Like
the proverbial wolf that continues to lick the knife blade because  it
enjoys the taste of its own blood, the Democrats are back with  another
huge tax increase.

At a time when the state’s economy and taxpayers are still staggering
under the burden of last year’s $12.6 billion tax increase, Democrats
are pushing a plan to raise taxes by yet another $5 billion and to
borrow an additional $8.7 billion.

Among the proposals are extensions of the increases in the sales,
income  and car tax that were approved last year by the usual suspects,
but  were due to expire after two years.  This goes to prove the adage
that  there is nothing so permanent as the temporary.  In a recent
column,  Joel Fox, the president of the Small Business Action
Committee, provided  a number of excellent examples of "temporary"
taxes that seem never to  disappear.  Among those is the federal
telephone tax established to pay  for the Spanish American War, which
remained in place for 108 years  after the war ended.
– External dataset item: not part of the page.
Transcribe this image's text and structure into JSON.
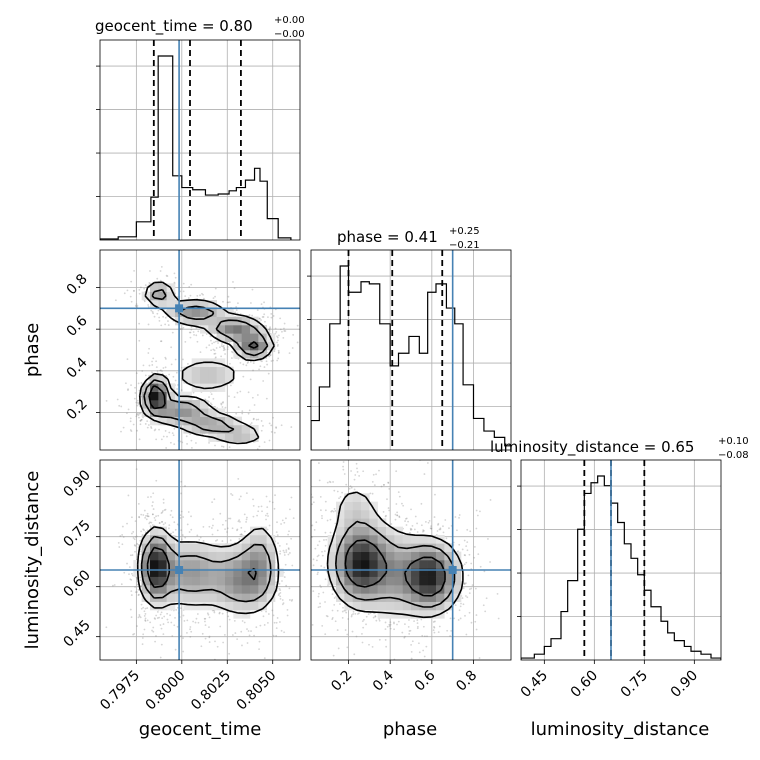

Politicians know how to play the game.  To minimize opposition to a new
tax they market it as temporary.  But once taxpayers become accustomed
to paying it, they look to extend it or make it permanent.  For a
California example, look at the 1.25% sales tax increase Pete Wilson
backed in 1991 to deal with a budget gap.   A half-cent was supposed
to  be temporary, but when it came time to expire the Legislature
placed it  on the ballot promoting it as necessary for "public safety."
Voters —  by then used to paying the higher tax — swallowed the hook
and we  continue to pay the entire 1.25% increase initiated almost
twenty years  ago.

As for the borrowing, our state’s credit is so bad, lawmakers want to
borrow money against the California Beverage Recycling Fund in an
arrangement known as securitization.  Basically, it would allow them
to  spend money on current programs by guaranteeing repayment with
future  recycling revenues. What most Californians think is a fee
designed to  make sure that beverage can and bottle litter is picked
up, and that  those resources are recycled, turns out to be just
another Ponzi scheme  by the Sacramento politicians. However, it
clearly illustrates the  contortions through which lawmakers will go to
allow themselves to  continue to spend regardless of the economic
realities or the burden it  places on ordinary taxpayers.

Average Californians do not have to be told times are tough. An
unemployment rate of 12.6% — over 21% when the underemployed are
counted –  may be just a number to most people, but  virtually
everyone  knows the real impact of our failing economy because they
have a friend  or family member who is unemployed, even if they
themselves continue to  have a job. These statistics represent real
suffering by real  California families.

Legislators should not deceive themselves. Only part of the problem is
linked to the national recession. The state’s problems pre-date the
recession and reflect a deeper policy-induced crisis.  These tax
grasping politicians would do well to review the 2010 edition of Rich
States, Poor States, an economic competitive index of states by
economist Arthur Laffer and published by the American Legislative
Exchange Council. In the category of economic outlook, California
ranks  46 out of 50 with 50 being worst.  It is no coincidence the
states  ranking near the bottom are high tax states that are suffering
a high  level of domestic out-migration, which Laffer calls the "moving
van  effect." In other words, people and businesses are mobile; they
can  leave unfriendly economic states and move to tax friendly states.
In  domestic migration, California ranks a dismal 49, meaning that
taxpayers  are fleeing our state.

However, in spite of the evidence, lawmakers move inexorably forward
toward economic collapse. In an almost cartoonish satire of their lack
of concern for the interests of average taxpayers, last week, the four
legislative ringleaders behind the 2009 tax increase blithely traveled
to Boston to accept Profiles in Courage Awards from the Kennedy
Foundation for their raising taxes in face of public opposition — and
in defiance of logic. Meanwhile, those California taxpayers who have
not  left the state, soldier on without accolades.